K3s uses an embedded etcd (or SQLite for single-node) datastore. Backing up etcd preserves the full cluster state including all Kubernetes objects.

Create an etcd snapshot#

ssh node01 sudo k3s etcd-snapshot save --name manual-$(date +%Y%m%d)

Snapshots are stored at /var/lib/rancher/k3s/server/db/snapshots/ on the control plane node.

List snapshots#

ssh node01 sudo k3s etcd-snapshot list

Configure automatic snapshots#

K3s supports automatic etcd snapshots. Add to /etc/rancher/k3s/config.yaml on the control plane:

etcd-snapshot-schedule-cron: "0 */6 * * *"  # every 6 hours
etcd-snapshot-retention: 10

Restart K3s to apply:

ssh node01 sudo systemctl restart k3s

Restore from snapshot#

Warning

Restoring replaces the entire cluster state.
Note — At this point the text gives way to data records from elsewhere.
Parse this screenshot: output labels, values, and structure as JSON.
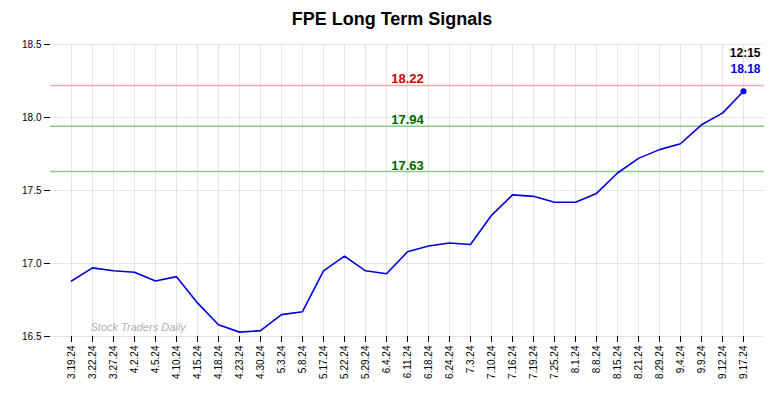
{
  "chart_data": {
    "type": "line",
    "title": "FPE Long Term Signals",
    "categories": [
      "3.19.24",
      "3.22.24",
      "3.27.24",
      "4.2.24",
      "4.5.24",
      "4.10.24",
      "4.15.24",
      "4.18.24",
      "4.23.24",
      "4.30.24",
      "5.3.24",
      "5.8.24",
      "5.17.24",
      "5.22.24",
      "5.29.24",
      "6.4.24",
      "6.11.24",
      "6.18.24",
      "6.24.24",
      "7.3.24",
      "7.10.24",
      "7.16.24",
      "7.19.24",
      "7.25.24",
      "8.1.24",
      "8.8.24",
      "8.15.24",
      "8.21.24",
      "8.29.24",
      "9.4.24",
      "9.9.24",
      "9.12.24",
      "9.17.24"
    ],
    "values": [
      16.88,
      16.97,
      16.95,
      16.94,
      16.88,
      16.91,
      16.73,
      16.58,
      16.53,
      16.54,
      16.65,
      16.67,
      16.95,
      17.05,
      16.95,
      16.93,
      17.08,
      17.12,
      17.14,
      17.13,
      17.33,
      17.47,
      17.46,
      17.42,
      17.42,
      17.48,
      17.62,
      17.72,
      17.78,
      17.82,
      17.95,
      18.03,
      18.18
    ],
    "color": "#0000dd",
    "ylim": [
      16.5,
      18.5
    ],
    "yticks": [
      16.5,
      {
        "value": 17,
        "label": "17.0"
      },
      17.5,
      {
        "value": 18,
        "label": "18.0"
      },
      18.5
    ],
    "grid": true,
    "hlines": [
      {
        "value": 18.22,
        "label": "18.22",
        "color": "#ffaaaa",
        "label_color": "#cc0000"
      },
      {
        "value": 17.94,
        "label": "17.94",
        "color": "#88cc88",
        "label_color": "#006600"
      },
      {
        "value": 17.63,
        "label": "17.63",
        "color": "#88cc88",
        "label_color": "#006600"
      }
    ],
    "time_label": "12:15",
    "price_label": "18.18",
    "watermark": "Stock Traders Daily"
  }
}
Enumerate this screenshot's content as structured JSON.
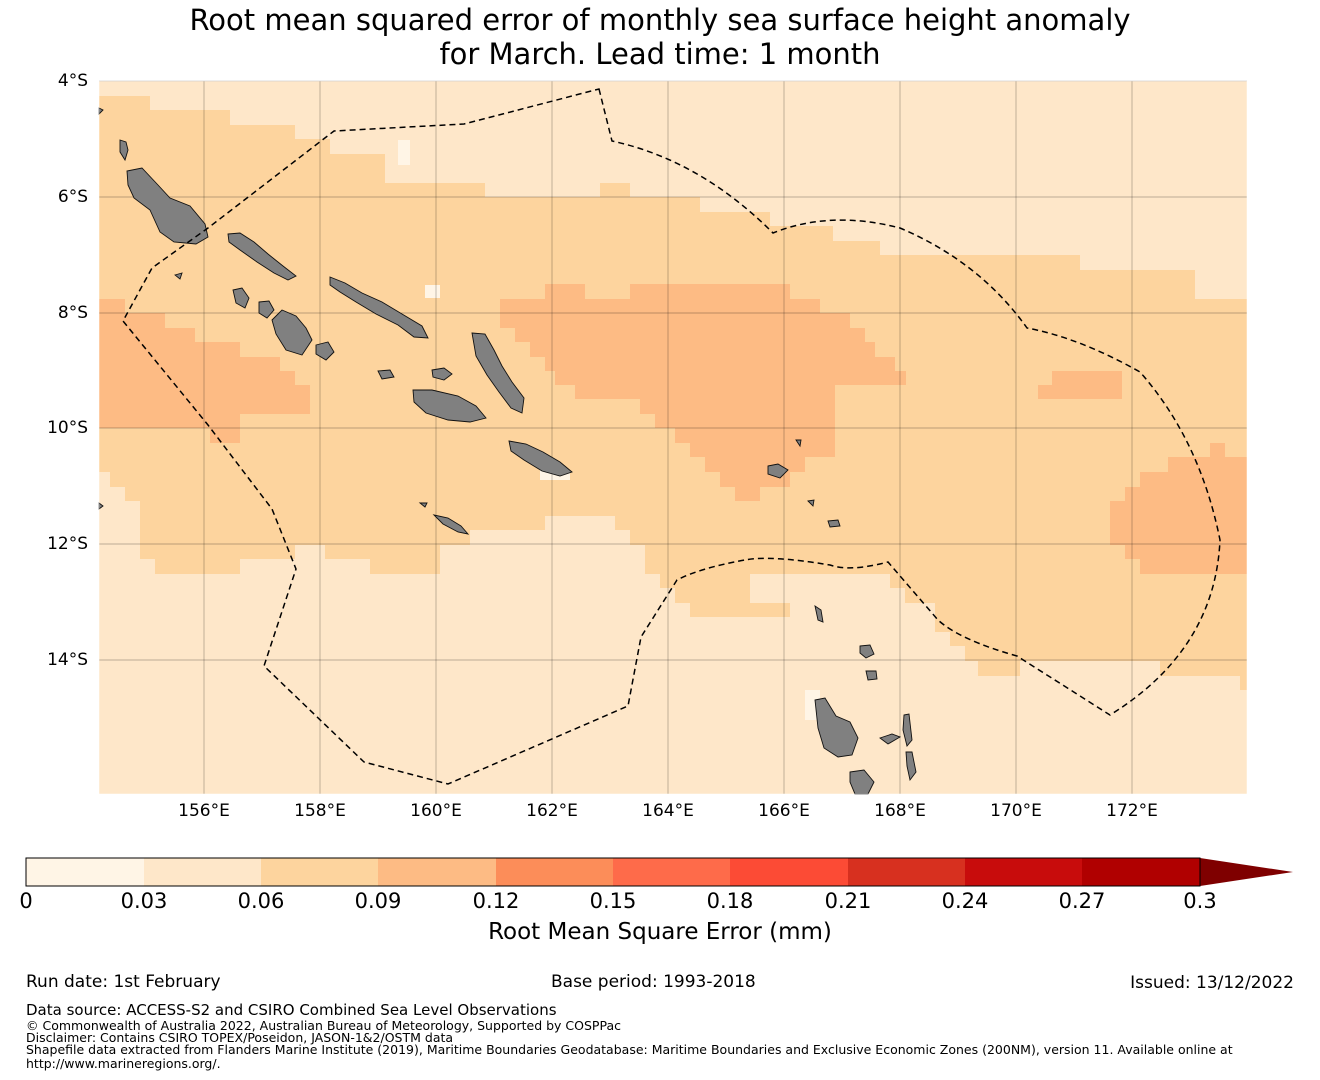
{
  "title": {
    "line1": "Root mean squared error of monthly sea surface height anomaly",
    "line2": "for March. Lead time: 1 month"
  },
  "map": {
    "lat_ticks": [
      "4°S",
      "6°S",
      "8°S",
      "10°S",
      "12°S",
      "14°S"
    ],
    "lon_ticks": [
      "156°E",
      "158°E",
      "160°E",
      "162°E",
      "164°E",
      "166°E",
      "168°E",
      "170°E",
      "172°E"
    ],
    "lon_range": [
      154.2,
      174
    ],
    "lat_range": [
      -16.3,
      -4
    ],
    "land_color": "#808080",
    "boundary_style": "black dashed line (EEZ)"
  },
  "colorbar": {
    "tick_labels": [
      "0",
      "0.03",
      "0.06",
      "0.09",
      "0.12",
      "0.15",
      "0.18",
      "0.21",
      "0.24",
      "0.27",
      "0.3"
    ],
    "colors": [
      "#fff5e6",
      "#fee7c9",
      "#fdd49e",
      "#fdbb84",
      "#fc8d59",
      "#fe6b4a",
      "#fc4b35",
      "#d7301f",
      "#c80c0c",
      "#b00000",
      "#7f0000"
    ],
    "extend": "max",
    "label": "Root Mean Square Error (mm)"
  },
  "footer": {
    "run_date": "Run date: 1st February",
    "base_period": "Base period: 1993-2018",
    "issued": "Issued: 13/12/2022",
    "data_source": "Data source: ACCESS-S2 and CSIRO Combined Sea Level Observations",
    "copyright": "© Commonwealth of Australia 2022, Australian Bureau of Meteorology, Supported by COSPPac",
    "disclaimer": "Disclaimer: Contains CSIRO TOPEX/Poseidon, JASON-1&2/OSTM data",
    "shapefile_line1": "Shapefile data extracted from Flanders Marine Institute (2019), Maritime Boundaries Geodatabase: Maritime Boundaries and Exclusive Economic Zones (200NM), version 11. Available online at",
    "shapefile_line2": "http://www.marineregions.org/."
  }
}
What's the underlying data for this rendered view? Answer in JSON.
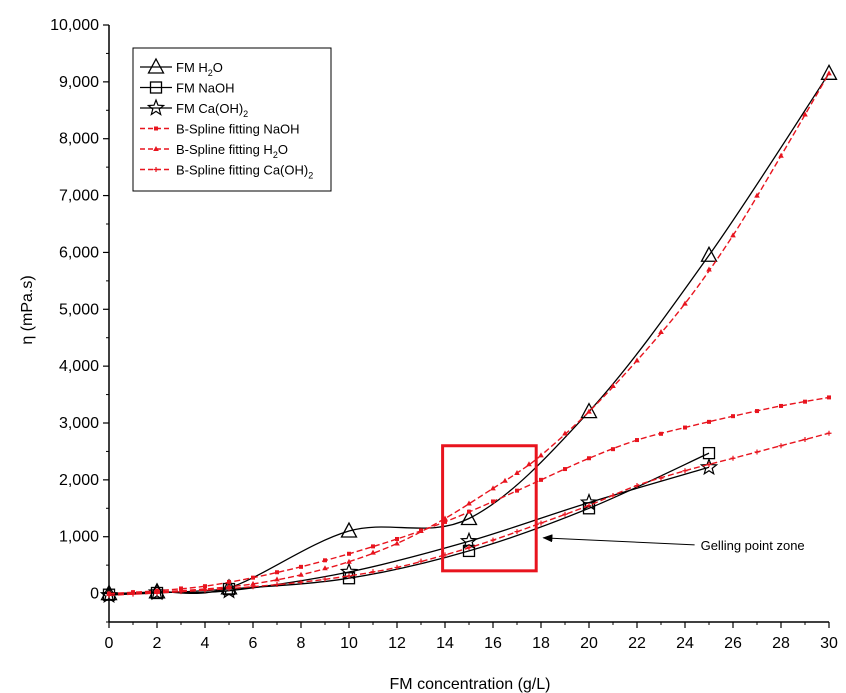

All changes since the snapshot are lost.

ssh node01
sudo systemctl stop k3s
sudo k3s server --cluster-reset --cluster-reset-restore-path=/var/lib/rancher/k3s/server/db/snapshots/<snapshot-name>
sudo systemctl start k3s

Disaster recovery#

To rebuild a cluster from scratch:

  1. Flash and provision nodes (see tutorials).

  2. Run ansible-playbook pb_all.yml -e do_flash=true.

  3. Restore the sealed-secrets key (if backed up).

  4. Re-create the admin-auth secrets (see Bootstrap the Cluster).

  5. ArgoCD auto-syncs all services from Git.

  6. Restore Longhorn volumes from NFS backups (if configured).

The cluster will be fully operational within minutes, with only persistent data requiring explicit restoration.